The class had a messy youngster. The other kids avoided him because he smelled awful. A teacher wrote to his parents to encourage him to bathe more.
He brought a note from his father to school the next day: “My son tries his best, but we don’t have hot water at home and we can’t afford soap. I apologize.”
The instructor carefully folded and placed the note in her desk drawer after reading it twice. Her heart broke when she saw the youngster with matted hair and a dirty clothes.
Her lesson concentration was off that day. She kept looking at him, seeing how he kept to himself and avoided raising his hand to avoid being smelled. The boy sat alone under the large oak tree at recess.
Two lads from his class were kicking a ball nearby, but whenever it rolled nearer him, they would race over, grab it, and leave without saying a word. Sighing, the teacher observed from her window. She remembered her upbringing, how her family suffered and how she had holes in her shoes.

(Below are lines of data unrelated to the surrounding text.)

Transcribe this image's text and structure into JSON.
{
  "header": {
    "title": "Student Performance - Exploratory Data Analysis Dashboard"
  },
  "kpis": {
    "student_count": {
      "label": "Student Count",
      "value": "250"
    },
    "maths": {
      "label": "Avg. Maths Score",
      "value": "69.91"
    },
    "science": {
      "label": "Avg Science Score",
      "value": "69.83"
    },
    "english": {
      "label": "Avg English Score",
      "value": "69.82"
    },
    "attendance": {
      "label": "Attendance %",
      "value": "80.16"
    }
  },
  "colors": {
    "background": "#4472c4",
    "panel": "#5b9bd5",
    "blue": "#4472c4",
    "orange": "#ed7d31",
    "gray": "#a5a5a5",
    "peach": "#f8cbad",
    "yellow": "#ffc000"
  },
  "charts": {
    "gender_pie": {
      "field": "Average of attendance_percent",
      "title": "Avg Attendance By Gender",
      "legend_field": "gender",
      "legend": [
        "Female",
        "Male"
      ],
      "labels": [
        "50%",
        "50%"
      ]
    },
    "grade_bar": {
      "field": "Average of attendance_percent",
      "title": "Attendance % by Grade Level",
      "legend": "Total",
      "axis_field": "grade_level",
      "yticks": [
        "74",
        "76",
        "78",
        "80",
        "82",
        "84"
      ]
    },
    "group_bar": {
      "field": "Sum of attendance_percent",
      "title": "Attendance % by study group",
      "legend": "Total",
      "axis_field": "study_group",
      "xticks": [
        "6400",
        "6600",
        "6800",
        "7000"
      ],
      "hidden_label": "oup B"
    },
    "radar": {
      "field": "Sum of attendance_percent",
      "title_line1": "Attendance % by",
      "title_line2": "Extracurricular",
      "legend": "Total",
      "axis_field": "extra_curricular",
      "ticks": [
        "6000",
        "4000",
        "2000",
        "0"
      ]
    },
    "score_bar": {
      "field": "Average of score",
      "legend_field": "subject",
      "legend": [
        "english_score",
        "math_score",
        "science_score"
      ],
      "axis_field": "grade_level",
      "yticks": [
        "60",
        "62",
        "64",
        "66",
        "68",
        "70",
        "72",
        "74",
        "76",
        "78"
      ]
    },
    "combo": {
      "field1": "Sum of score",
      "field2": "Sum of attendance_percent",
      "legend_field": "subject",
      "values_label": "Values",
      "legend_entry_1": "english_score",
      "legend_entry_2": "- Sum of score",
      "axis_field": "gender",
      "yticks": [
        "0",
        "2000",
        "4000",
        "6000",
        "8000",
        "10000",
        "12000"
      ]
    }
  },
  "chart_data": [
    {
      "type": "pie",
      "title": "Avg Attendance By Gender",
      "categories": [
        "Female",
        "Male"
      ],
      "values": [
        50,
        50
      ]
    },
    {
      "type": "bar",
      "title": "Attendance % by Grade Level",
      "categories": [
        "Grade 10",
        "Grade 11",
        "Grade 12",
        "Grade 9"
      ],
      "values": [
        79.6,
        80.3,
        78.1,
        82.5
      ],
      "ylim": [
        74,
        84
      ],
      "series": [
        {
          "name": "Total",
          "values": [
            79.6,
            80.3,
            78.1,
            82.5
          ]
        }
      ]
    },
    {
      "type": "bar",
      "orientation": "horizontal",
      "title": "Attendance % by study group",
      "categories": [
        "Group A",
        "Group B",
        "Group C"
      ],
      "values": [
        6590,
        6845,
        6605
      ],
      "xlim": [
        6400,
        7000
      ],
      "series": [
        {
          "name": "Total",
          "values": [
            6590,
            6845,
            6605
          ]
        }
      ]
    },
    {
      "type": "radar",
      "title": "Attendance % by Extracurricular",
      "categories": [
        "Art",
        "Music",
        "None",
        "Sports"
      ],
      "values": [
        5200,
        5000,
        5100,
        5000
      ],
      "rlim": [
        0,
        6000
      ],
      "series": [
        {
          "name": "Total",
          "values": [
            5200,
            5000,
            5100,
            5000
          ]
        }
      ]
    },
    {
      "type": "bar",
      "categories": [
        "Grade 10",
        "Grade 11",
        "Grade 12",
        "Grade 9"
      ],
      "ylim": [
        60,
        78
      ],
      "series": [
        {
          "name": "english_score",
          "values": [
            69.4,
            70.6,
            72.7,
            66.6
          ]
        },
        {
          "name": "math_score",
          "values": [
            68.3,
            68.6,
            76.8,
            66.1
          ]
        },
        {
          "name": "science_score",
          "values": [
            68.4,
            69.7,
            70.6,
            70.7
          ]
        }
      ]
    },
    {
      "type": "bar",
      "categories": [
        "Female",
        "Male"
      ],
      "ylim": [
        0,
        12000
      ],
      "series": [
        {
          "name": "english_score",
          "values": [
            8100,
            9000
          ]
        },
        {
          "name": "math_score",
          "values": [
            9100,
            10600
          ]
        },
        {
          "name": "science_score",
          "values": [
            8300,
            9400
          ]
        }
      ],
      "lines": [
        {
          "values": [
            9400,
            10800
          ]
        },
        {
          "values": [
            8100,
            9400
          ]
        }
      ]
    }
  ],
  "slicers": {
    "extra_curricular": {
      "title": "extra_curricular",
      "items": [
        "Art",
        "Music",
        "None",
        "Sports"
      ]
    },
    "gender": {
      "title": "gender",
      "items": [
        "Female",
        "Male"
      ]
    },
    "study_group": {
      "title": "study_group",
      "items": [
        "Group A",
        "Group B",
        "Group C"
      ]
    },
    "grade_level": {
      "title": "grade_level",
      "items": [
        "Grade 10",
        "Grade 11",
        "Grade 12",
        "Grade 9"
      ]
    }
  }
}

She called him over and knelt after school. She invited him to her house since she had extra soap and possibly some clothes that fit him. Though his eyes expanded, he nodded gently.
Teacher Ms. Patel drove her modest red automobile to the note’s address that weekend. Broken walkways and stray animals ran between trash cans in the aged neighborhood.
She parked in front of a faded yellow house. Father of the boy opened door. He appeared exhausted with black circles under his eyes and large hands for his tiny body.
He cordially greeted her and apologized about the house smell. She dismissed it, entering. It smelled like mildew and old cooking oil.
A solitary electric heater buzzed noisily in the living room, where clothes were stacked in corners. Arjun was playing with a broken toy truck on the floor. Surprised, he looked up at his teacher.
Sitting on the couch, Ms. Patel explained she wanted to help. She offered soap, shampoo, and clothes.
After some hesitation and pride, the father accepted. He said he lost his work months before and was struggling to pay the bills. Their conversation lasted nearly an hour over tea prepared on a camping stove in the kitchen.
She delivered boxes of donated garments from the school’s lost and found the following week. She added some instant soup and rice packets to the boxes in hopes of helping. Arjun started school with clean hair and a tidied shirt.
The youngsters noticed. Some started talking to him about his toy truck or inviting him to recess games. He initially stayed to himself, but he eventually smiled and laughed at jokes.
Rina volunteered to share her homemade samosas with him one afternoon as the students waited up for lunch. He hesitated, but she insisted. After that, they were inseparable.
They ate lunch and laughed under the oak tree. Other kids joined them gently, captivated by their hilarity. Arjun stopped being lonely by month’s end.
Member of the group. Not everything was ideal. Vikram, a troublemaker, pushed Arjun into the dirt during recess.
He mocked Arjun as a “dirty boy” despite his clean clothes. The teacher quickly scolded Vikram and sent him to the principal. Arjun softly grieved to his father that night, asking why people despised him for being poor.